Not a lot of .40 fans around..I personally like the round. I think it's a good middle ground round between the 9mm and 45 ACP. It never took off like it was expected to I don't think but it aint going anywhere..heh. Good luck with your purchase and I hope we see pics and a range report whatever you get


----------



## 71crush (Nov 9, 2008)

Went and looked at both today again. Still undecided but leaning towards the HK.


----------



## falshman70 (Jul 13, 2006)

I have the USP c in .45 ACP and a Sig P226 and a P229 in .40 S&W. I love the H&K, but the trigger on the Sigs is just so superior. I'd go with the P226, but they're both great guns.


----------



## 71crush (Nov 9, 2008)

Went with the Sig P226 40. Can't wait to shoot it. Thank's for the responses.

Chuck


----------



## skyfire (May 6, 2008)

falshman70 said:


> I have the USP c in .45 ACP and a Sig P226 and a P229 in .40 S&W. I love the H&K, but the trigger on the Sigs is just so superior. I'd go with the P226, but they're both great guns.

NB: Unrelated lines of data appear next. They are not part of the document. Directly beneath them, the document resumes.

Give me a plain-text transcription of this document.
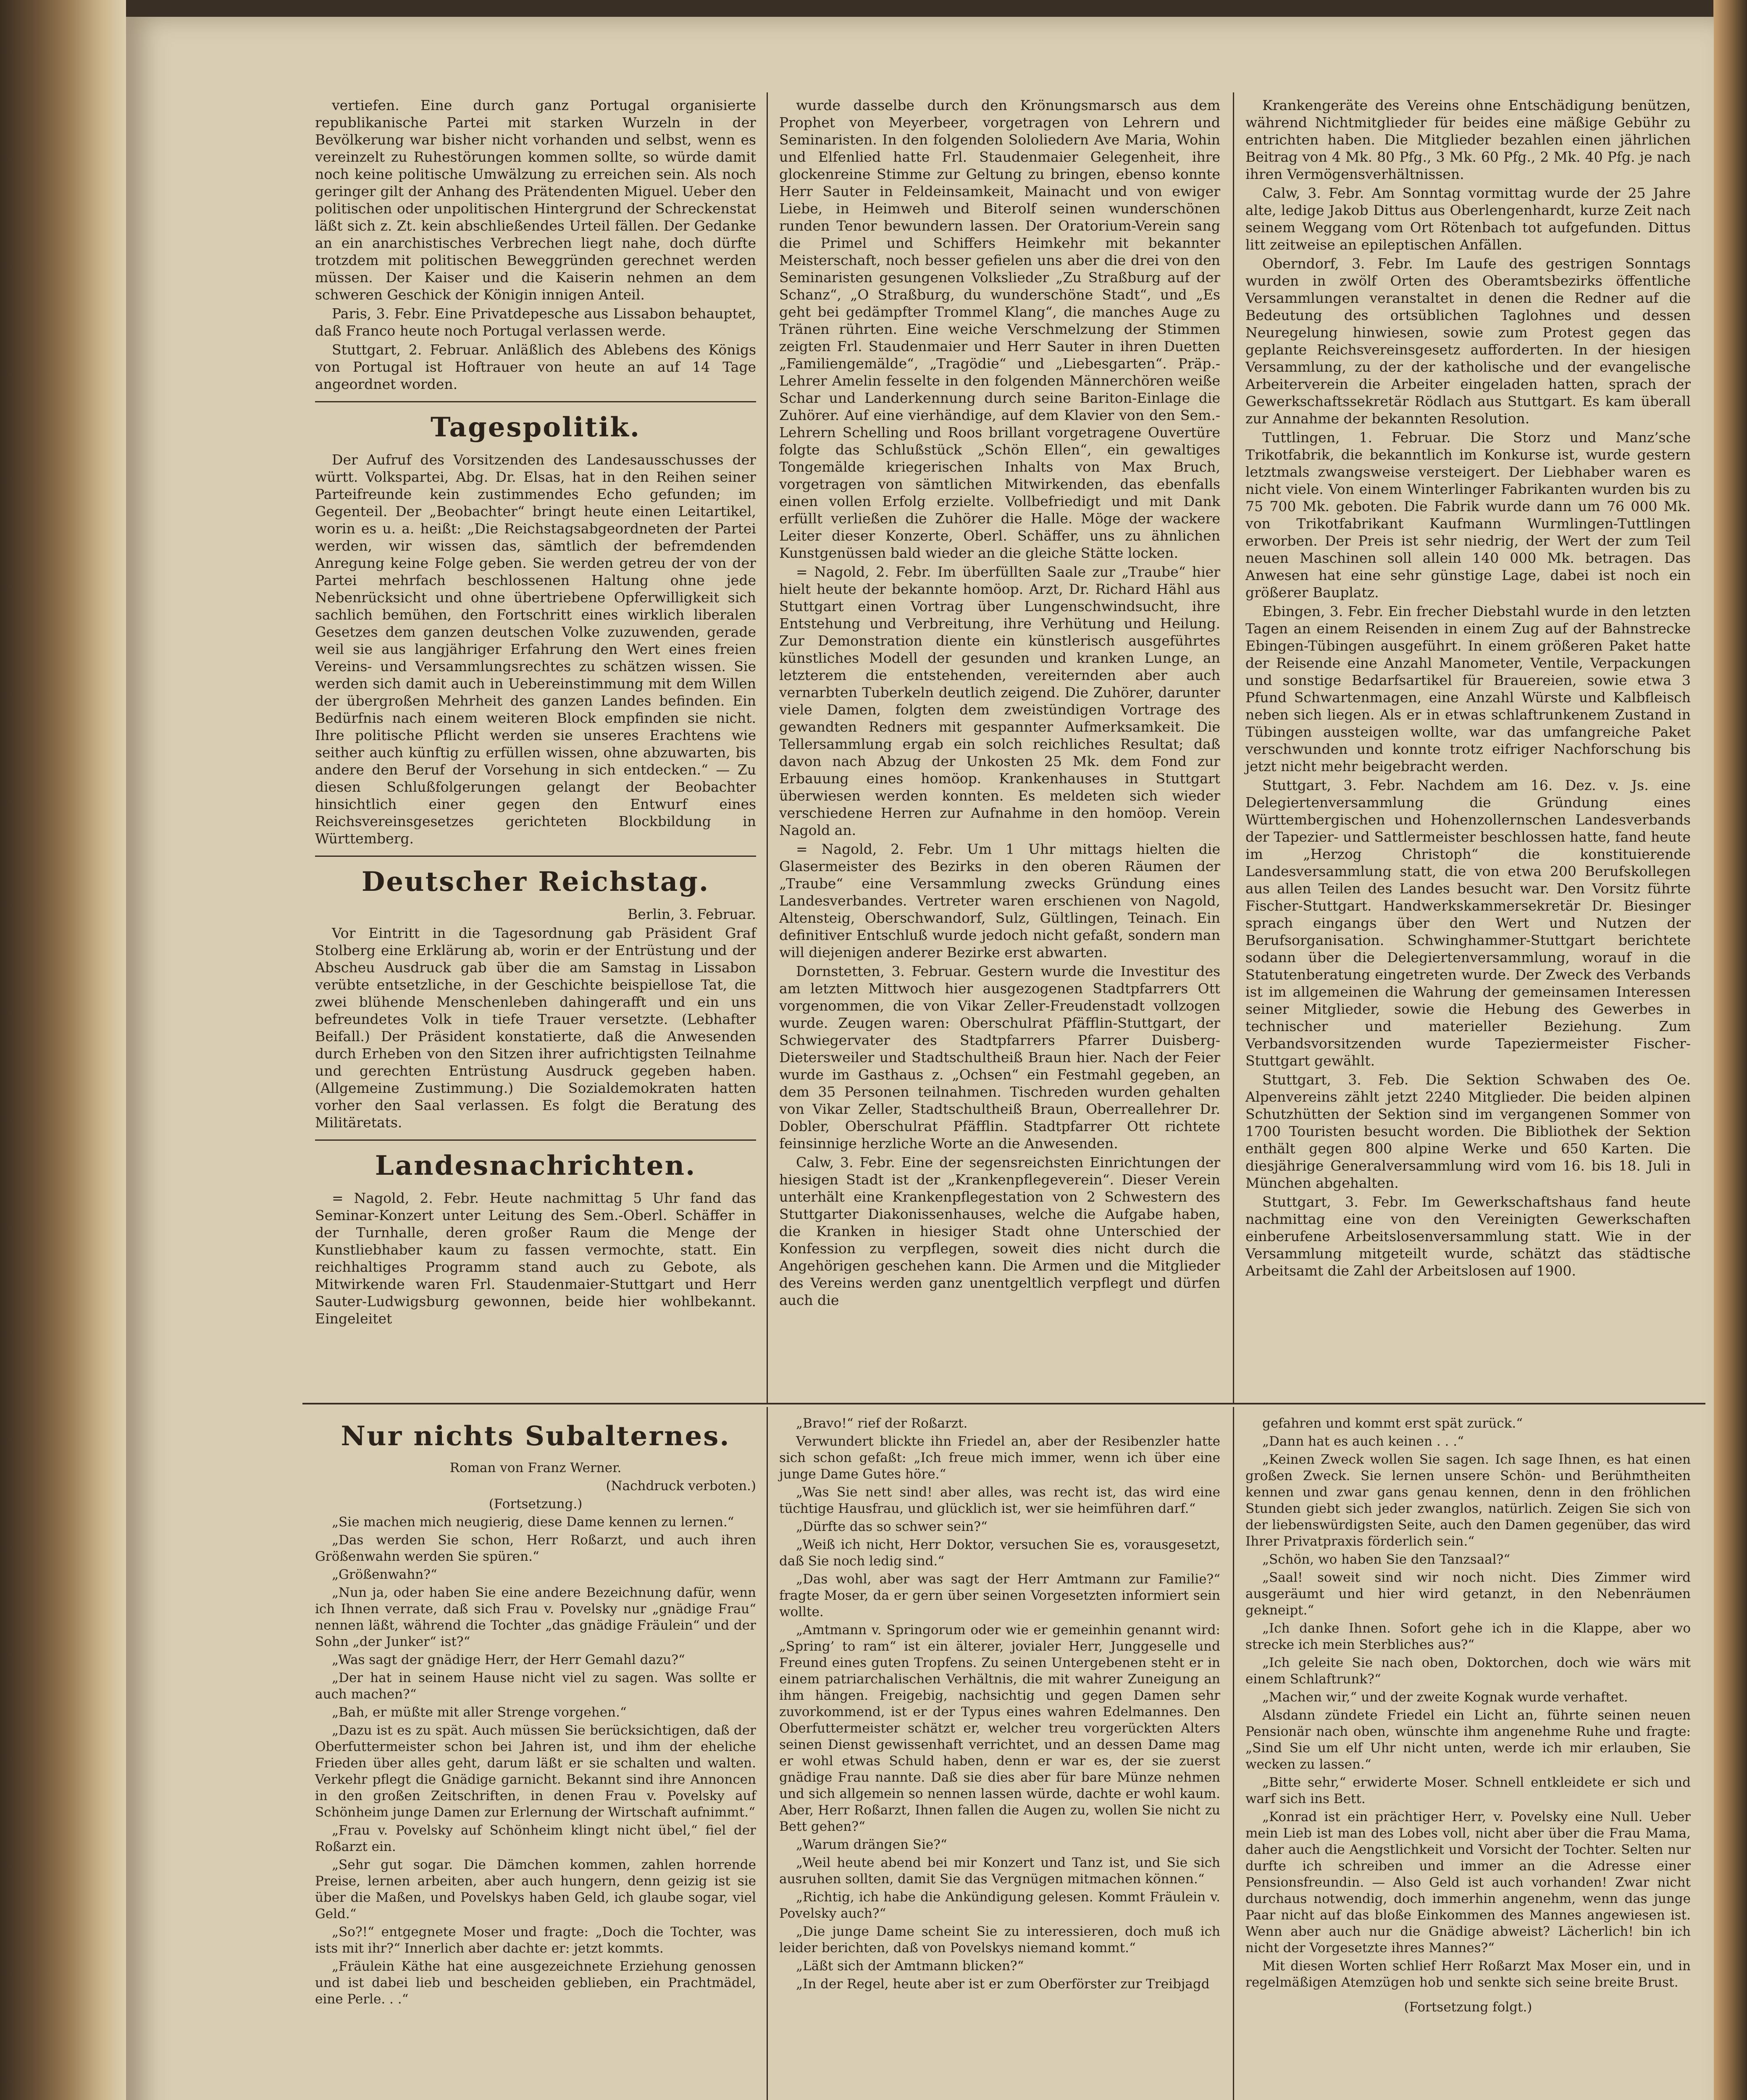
vertiefen. Eine durch ganz Portugal organisierte republikanische Partei mit starken Wurzeln in der Bevölkerung war bisher nicht vorhanden und selbst, wenn es vereinzelt zu Ruhestörungen kommen sollte, so würde damit noch keine politische Umwälzung zu erreichen sein. Als noch geringer gilt der Anhang des Prätendenten Miguel. Ueber den politischen oder unpolitischen Hintergrund der Schreckenstat läßt sich z. Zt. kein abschließendes Urteil fällen. Der Gedanke an ein anarchistisches Verbrechen liegt nahe, doch dürfte trotzdem mit politischen Beweggründen gerechnet werden müssen. Der Kaiser und die Kaiserin nehmen an dem schweren Geschick der Königin innigen Anteil.

Paris, 3. Febr. Eine Privatdepesche aus Lissabon behauptet, daß Franco heute noch Portugal verlassen werde.

Stuttgart, 2. Februar. Anläßlich des Ablebens des Königs von Portugal ist Hoftrauer von heute an auf 14 Tage angeordnet worden.

Tagespolitik.

Der Aufruf des Vorsitzenden des Landesausschusses der württ. Volkspartei, Abg. Dr. Elsas, hat in den Reihen seiner Parteifreunde kein zustimmendes Echo gefunden; im Gegenteil. Der „Beobachter“ bringt heute einen Leitartikel, worin es u. a. heißt: „Die Reichstagsabgeordneten der Partei werden, wir wissen das, sämtlich der befremdenden Anregung keine Folge geben. Sie werden getreu der von der Partei mehrfach beschlossenen Haltung ohne jede Nebenrücksicht und ohne übertriebene Opferwilligkeit sich sachlich bemühen, den Fortschritt eines wirklich liberalen Gesetzes dem ganzen deutschen Volke zuzuwenden, gerade weil sie aus langjähriger Erfahrung den Wert eines freien Vereins- und Versammlungsrechtes zu schätzen wissen. Sie werden sich damit auch in Uebereinstimmung mit dem Willen der übergroßen Mehrheit des ganzen Landes befinden. Ein Bedürfnis nach einem weiteren Block empfinden sie nicht. Ihre politische Pflicht werden sie unseres Erachtens wie seither auch künftig zu erfüllen wissen, ohne abzuwarten, bis andere den Beruf der Vorsehung in sich entdecken.“ — Zu diesen Schlußfolgerungen gelangt der Beobachter hinsichtlich einer gegen den Entwurf eines Reichsvereinsgesetzes gerichteten Blockbildung in Württemberg.

Deutscher Reichstag.

Berlin, 3. Februar.

Vor Eintritt in die Tagesordnung gab Präsident Graf Stolberg eine Erklärung ab, worin er der Entrüstung und der Abscheu Ausdruck gab über die am Samstag in Lissabon verübte entsetzliche, in der Geschichte beispiellose Tat, die zwei blühende Menschenleben dahingerafft und ein uns befreundetes Volk in tiefe Trauer versetzte. (Lebhafter Beifall.) Der Präsident konstatierte, daß die Anwesenden durch Erheben von den Sitzen ihrer aufrichtigsten Teilnahme und gerechten Entrüstung Ausdruck gegeben haben. (Allgemeine Zustimmung.) Die Sozialdemokraten hatten vorher den Saal verlassen. Es folgt die Beratung des Militäretats.

Landesnachrichten.

= Nagold, 2. Febr. Heute nachmittag 5 Uhr fand das Seminar-Konzert unter Leitung des Sem.-Oberl. Schäffer in der Turnhalle, deren großer Raum die Menge der Kunstliebhaber kaum zu fassen vermochte, statt. Ein reichhaltiges Programm stand auch zu Gebote, als Mitwirkende waren Frl. Staudenmaier-Stuttgart und Herr Sauter-Ludwigsburg gewonnen, beide hier wohlbekannt. Eingeleitet

wurde dasselbe durch den Krönungsmarsch aus dem Prophet von Meyerbeer, vorgetragen von Lehrern und Seminaristen. In den folgenden Sololiedern Ave Maria, Wohin und Elfenlied hatte Frl. Staudenmaier Gelegenheit, ihre glockenreine Stimme zur Geltung zu bringen, ebenso konnte Herr Sauter in Feldeinsamkeit, Mainacht und von ewiger Liebe, in Heimweh und Biterolf seinen wunderschönen runden Tenor bewundern lassen. Der Oratorium-Verein sang die Primel und Schiffers Heimkehr mit bekannter Meisterschaft, noch besser gefielen uns aber die drei von den Seminaristen gesungenen Volkslieder „Zu Straßburg auf der Schanz“, „O Straßburg, du wunderschöne Stadt“, und „Es geht bei gedämpfter Trommel Klang“, die manches Auge zu Tränen rührten. Eine weiche Verschmelzung der Stimmen zeigten Frl. Staudenmaier und Herr Sauter in ihren Duetten „Familiengemälde“, „Tragödie“ und „Liebesgarten“. Präp.-Lehrer Amelin fesselte in den folgenden Männerchören weiße Schar und Landerkennung durch seine Bariton-Einlage die Zuhörer. Auf eine vierhändige, auf dem Klavier von den Sem.-Lehrern Schelling und Roos brillant vorgetragene Ouvertüre folgte das Schlußstück „Schön Ellen“, ein gewaltiges Tongemälde kriegerischen Inhalts von Max Bruch, vorgetragen von sämtlichen Mitwirkenden, das ebenfalls einen vollen Erfolg erzielte. Vollbefriedigt und mit Dank erfüllt verließen die Zuhörer die Halle. Möge der wackere Leiter dieser Konzerte, Oberl. Schäffer, uns zu ähnlichen Kunstgenüssen bald wieder an die gleiche Stätte locken.

= Nagold, 2. Febr. Im überfüllten Saale zur „Traube“ hier hielt heute der bekannte homöop. Arzt, Dr. Richard Hähl aus Stuttgart einen Vortrag über Lungenschwindsucht, ihre Entstehung und Verbreitung, ihre Verhütung und Heilung. Zur Demonstration diente ein künstlerisch ausgeführtes künstliches Modell der gesunden und kranken Lunge, an letzterem die entstehenden, vereiternden aber auch vernarbten Tuberkeln deutlich zeigend. Die Zuhörer, darunter viele Damen, folgten dem zweistündigen Vortrage des gewandten Redners mit gespannter Aufmerksamkeit. Die Tellersammlung ergab ein solch reichliches Resultat; daß davon nach Abzug der Unkosten 25 Mk. dem Fond zur Erbauung eines homöop. Krankenhauses in Stuttgart überwiesen werden konnten. Es meldeten sich wieder verschiedene Herren zur Aufnahme in den homöop. Verein Nagold an.

= Nagold, 2. Febr. Um 1 Uhr mittags hielten die Glasermeister des Bezirks in den oberen Räumen der „Traube“ eine Versammlung zwecks Gründung eines Landesverbandes. Vertreter waren erschienen von Nagold, Altensteig, Oberschwandorf, Sulz, Gültlingen, Teinach. Ein definitiver Entschluß wurde jedoch nicht gefaßt, sondern man will diejenigen anderer Bezirke erst abwarten.

Dornstetten, 3. Februar. Gestern wurde die Investitur des am letzten Mittwoch hier ausgezogenen Stadtpfarrers Ott vorgenommen, die von Vikar Zeller-Freudenstadt vollzogen wurde. Zeugen waren: Oberschulrat Pfäfflin-Stuttgart, der Schwiegervater des Stadtpfarrers Pfarrer Duisberg-Dietersweiler und Stadtschultheiß Braun hier. Nach der Feier wurde im Gasthaus z. „Ochsen“ ein Festmahl gegeben, an dem 35 Personen teilnahmen. Tischreden wurden gehalten von Vikar Zeller, Stadtschultheiß Braun, Oberreallehrer Dr. Dobler, Oberschulrat Pfäfflin. Stadtpfarrer Ott richtete feinsinnige herzliche Worte an die Anwesenden.

Calw, 3. Febr. Eine der segensreichsten Einrichtungen der hiesigen Stadt ist der „Krankenpflegeverein“. Dieser Verein unterhält eine Krankenpflegestation von 2 Schwestern des Stuttgarter Diakonissenhauses, welche die Aufgabe haben, die Kranken in hiesiger Stadt ohne Unterschied der Konfession zu verpflegen, soweit dies nicht durch die Angehörigen geschehen kann. Die Armen und die Mitglieder des Vereins werden ganz unentgeltlich verpflegt und dürfen auch die

Krankengeräte des Vereins ohne Entschädigung benützen, während Nichtmitglieder für beides eine mäßige Gebühr zu entrichten haben. Die Mitglieder bezahlen einen jährlichen Beitrag von 4 Mk. 80 Pfg., 3 Mk. 60 Pfg., 2 Mk. 40 Pfg. je nach ihren Vermögensverhältnissen.

Calw, 3. Febr. Am Sonntag vormittag wurde der 25 Jahre alte, ledige Jakob Dittus aus Oberlengenhardt, kurze Zeit nach seinem Weggang vom Ort Rötenbach tot aufgefunden. Dittus litt zeitweise an epileptischen Anfällen.

Oberndorf, 3. Febr. Im Laufe des gestrigen Sonntags wurden in zwölf Orten des Oberamtsbezirks öffentliche Versammlungen veranstaltet in denen die Redner auf die Bedeutung des ortsüblichen Taglohnes und dessen Neuregelung hinwiesen, sowie zum Protest gegen das geplante Reichsvereinsgesetz aufforderten. In der hiesigen Versammlung, zu der der katholische und der evangelische Arbeiterverein die Arbeiter eingeladen hatten, sprach der Gewerkschaftssekretär Rödlach aus Stuttgart. Es kam überall zur Annahme der bekannten Resolution.

Tuttlingen, 1. Februar. Die Storz und Manz’sche Trikotfabrik, die bekanntlich im Konkurse ist, wurde gestern letztmals zwangsweise versteigert. Der Liebhaber waren es nicht viele. Von einem Winterlinger Fabrikanten wurden bis zu 75 700 Mk. geboten. Die Fabrik wurde dann um 76 000 Mk. von Trikotfabrikant Kaufmann Wurmlingen-Tuttlingen erworben. Der Preis ist sehr niedrig, der Wert der zum Teil neuen Maschinen soll allein 140 000 Mk. betragen. Das Anwesen hat eine sehr günstige Lage, dabei ist noch ein größerer Bauplatz.

Ebingen, 3. Febr. Ein frecher Diebstahl wurde in den letzten Tagen an einem Reisenden in einem Zug auf der Bahnstrecke Ebingen-Tübingen ausgeführt. In einem größeren Paket hatte der Reisende eine Anzahl Manometer, Ventile, Verpackungen und sonstige Bedarfsartikel für Brauereien, sowie etwa 3 Pfund Schwartenmagen, eine Anzahl Würste und Kalbfleisch neben sich liegen. Als er in etwas schlaftrunkenem Zustand in Tübingen aussteigen wollte, war das umfangreiche Paket verschwunden und konnte trotz eifriger Nachforschung bis jetzt nicht mehr beigebracht werden.

Stuttgart, 3. Febr. Nachdem am 16. Dez. v. Js. eine Delegiertenversammlung die Gründung eines Württembergischen und Hohenzollernschen Landesverbands der Tapezier- und Sattlermeister beschlossen hatte, fand heute im „Herzog Christoph“ die konstituierende Landesversammlung statt, die von etwa 200 Berufskollegen aus allen Teilen des Landes besucht war. Den Vorsitz führte Fischer-Stuttgart. Handwerkskammersekretär Dr. Biesinger sprach eingangs über den Wert und Nutzen der Berufsorganisation. Schwinghammer-Stuttgart berichtete sodann über die Delegiertenversammlung, worauf in die Statutenberatung eingetreten wurde. Der Zweck des Verbands ist im allgemeinen die Wahrung der gemeinsamen Interessen seiner Mitglieder, sowie die Hebung des Gewerbes in technischer und materieller Beziehung. Zum Verbandsvorsitzenden wurde Tapeziermeister Fischer-Stuttgart gewählt.

Stuttgart, 3. Feb. Die Sektion Schwaben des Oe. Alpenvereins zählt jetzt 2240 Mitglieder. Die beiden alpinen Schutzhütten der Sektion sind im vergangenen Sommer von 1700 Touristen besucht worden. Die Bibliothek der Sektion enthält gegen 800 alpine Werke und 650 Karten. Die diesjährige Generalversammlung wird vom 16. bis 18. Juli in München abgehalten.

Stuttgart, 3. Febr. Im Gewerkschaftshaus fand heute nachmittag eine von den Vereinigten Gewerkschaften einberufene Arbeitslosenversammlung statt. Wie in der Versammlung mitgeteilt wurde, schätzt das städtische Arbeitsamt die Zahl der Arbeitslosen auf 1900.

Nur nichts Subalternes.

Roman von Franz Werner.

(Nachdruck verboten.)

(Fortsetzung.)

„Sie machen mich neugierig, diese Dame kennen zu lernen.“

„Das werden Sie schon, Herr Roßarzt, und auch ihren Größenwahn werden Sie spüren.“

„Größenwahn?“

„Nun ja, oder haben Sie eine andere Bezeichnung dafür, wenn ich Ihnen verrate, daß sich Frau v. Povelsky nur „gnädige Frau“ nennen läßt, während die Tochter „das gnädige Fräulein“ und der Sohn „der Junker“ ist?“

„Was sagt der gnädige Herr, der Herr Gemahl dazu?“

„Der hat in seinem Hause nicht viel zu sagen. Was sollte er auch machen?“

„Bah, er müßte mit aller Strenge vorgehen.“

„Dazu ist es zu spät. Auch müssen Sie berücksichtigen, daß der Oberfuttermeister schon bei Jahren ist, und ihm der eheliche Frieden über alles geht, darum läßt er sie schalten und walten. Verkehr pflegt die Gnädige garnicht. Bekannt sind ihre Annoncen in den großen Zeitschriften, in denen Frau v. Povelsky auf Schönheim junge Damen zur Erlernung der Wirtschaft aufnimmt.“

„Frau v. Povelsky auf Schönheim klingt nicht übel,“ fiel der Roßarzt ein.

„Sehr gut sogar. Die Dämchen kommen, zahlen horrende Preise, lernen arbeiten, aber auch hungern, denn geizig ist sie über die Maßen, und Povelskys haben Geld, ich glaube sogar, viel Geld.“

„So?!“ entgegnete Moser und fragte: „Doch die Tochter, was ists mit ihr?“ Innerlich aber dachte er: jetzt kommts.

„Fräulein Käthe hat eine ausgezeichnete Erziehung genossen und ist dabei lieb und bescheiden geblieben, ein Prachtmädel, eine Perle. . .“

„Bravo!“ rief der Roßarzt.

Verwundert blickte ihn Friedel an, aber der Resibenzler hatte sich schon gefaßt: „Ich freue mich immer, wenn ich über eine junge Dame Gutes höre.“

„Was Sie nett sind! aber alles, was recht ist, das wird eine tüchtige Hausfrau, und glücklich ist, wer sie heimführen darf.“

„Dürfte das so schwer sein?“

„Weiß ich nicht, Herr Doktor, versuchen Sie es, vorausgesetzt, daß Sie noch ledig sind.“

„Das wohl, aber was sagt der Herr Amtmann zur Familie?“ fragte Moser, da er gern über seinen Vorgesetzten informiert sein wollte.

„Amtmann v. Springorum oder wie er gemeinhin genannt wird: „Spring’ to ram“ ist ein älterer, jovialer Herr, Junggeselle und Freund eines guten Tropfens. Zu seinen Untergebenen steht er in einem patriarchalischen Verhältnis, die mit wahrer Zuneigung an ihm hängen. Freigebig, nachsichtig und gegen Damen sehr zuvorkommend, ist er der Typus eines wahren Edelmannes. Den Oberfuttermeister schätzt er, welcher treu vorgerückten Alters seinen Dienst gewissenhaft verrichtet, und an dessen Dame mag er wohl etwas Schuld haben, denn er war es, der sie zuerst gnädige Frau nannte. Daß sie dies aber für bare Münze nehmen und sich allgemein so nennen lassen würde, dachte er wohl kaum. Aber, Herr Roßarzt, Ihnen fallen die Augen zu, wollen Sie nicht zu Bett gehen?“

„Warum drängen Sie?“

„Weil heute abend bei mir Konzert und Tanz ist, und Sie sich ausruhen sollten, damit Sie das Vergnügen mitmachen können.“

„Richtig, ich habe die Ankündigung gelesen. Kommt Fräulein v. Povelsky auch?“

„Die junge Dame scheint Sie zu interessieren, doch muß ich leider berichten, daß von Povelskys niemand kommt.“

„Läßt sich der Amtmann blicken?“

„In der Regel, heute aber ist er zum Oberförster zur Treibjagd

gefahren und kommt erst spät zurück.“

„Dann hat es auch keinen . . .“

„Keinen Zweck wollen Sie sagen. Ich sage Ihnen, es hat einen großen Zweck. Sie lernen unsere Schön- und Berühmtheiten kennen und zwar gans genau kennen, denn in den fröhlichen Stunden giebt sich jeder zwanglos, natürlich. Zeigen Sie sich von der liebenswürdigsten Seite, auch den Damen gegenüber, das wird Ihrer Privatpraxis förderlich sein.“

„Schön, wo haben Sie den Tanzsaal?“

„Saal! soweit sind wir noch nicht. Dies Zimmer wird ausgeräumt und hier wird getanzt, in den Nebenräumen gekneipt.“

„Ich danke Ihnen. Sofort gehe ich in die Klappe, aber wo strecke ich mein Sterbliches aus?“

„Ich geleite Sie nach oben, Doktorchen, doch wie wärs mit einem Schlaftrunk?“

„Machen wir,“ und der zweite Kognak wurde verhaftet.

Alsdann zündete Friedel ein Licht an, führte seinen neuen Pensionär nach oben, wünschte ihm angenehme Ruhe und fragte: „Sind Sie um elf Uhr nicht unten, werde ich mir erlauben, Sie wecken zu lassen.“

„Bitte sehr,“ erwiderte Moser. Schnell entkleidete er sich und warf sich ins Bett.

„Konrad ist ein prächtiger Herr, v. Povelsky eine Null. Ueber mein Lieb ist man des Lobes voll, nicht aber über die Frau Mama, daher auch die Aengstlichkeit und Vorsicht der Tochter. Selten nur durfte ich schreiben und immer an die Adresse einer Pensionsfreundin. — Also Geld ist auch vorhanden! Zwar nicht durchaus notwendig, doch immerhin angenehm, wenn das junge Paar nicht auf das bloße Einkommen des Mannes angewiesen ist. Wenn aber auch nur die Gnädige abweist? Lächerlich! bin ich nicht der Vorgesetzte ihres Mannes?“

Mit diesen Worten schlief Herr Roßarzt Max Moser ein, und in regelmäßigen Atemzügen hob und senkte sich seine breite Brust.

(Fortsetzung folgt.)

i agree, i had a p226 in 9mm and everyone who shot my gun told me how awesome the trigger was and i didn't realize what they meant until i got my pps lol, it's a better gun for concealing but the trigger pull definitely sucks, it's heavier, longer, 'jumpy' and not smooth metal on metal spring stressing feeling, it's really hard to do that 'smooth slow' trigger pull where you let your gun surprise you because the trigger is that unsmooth.


----------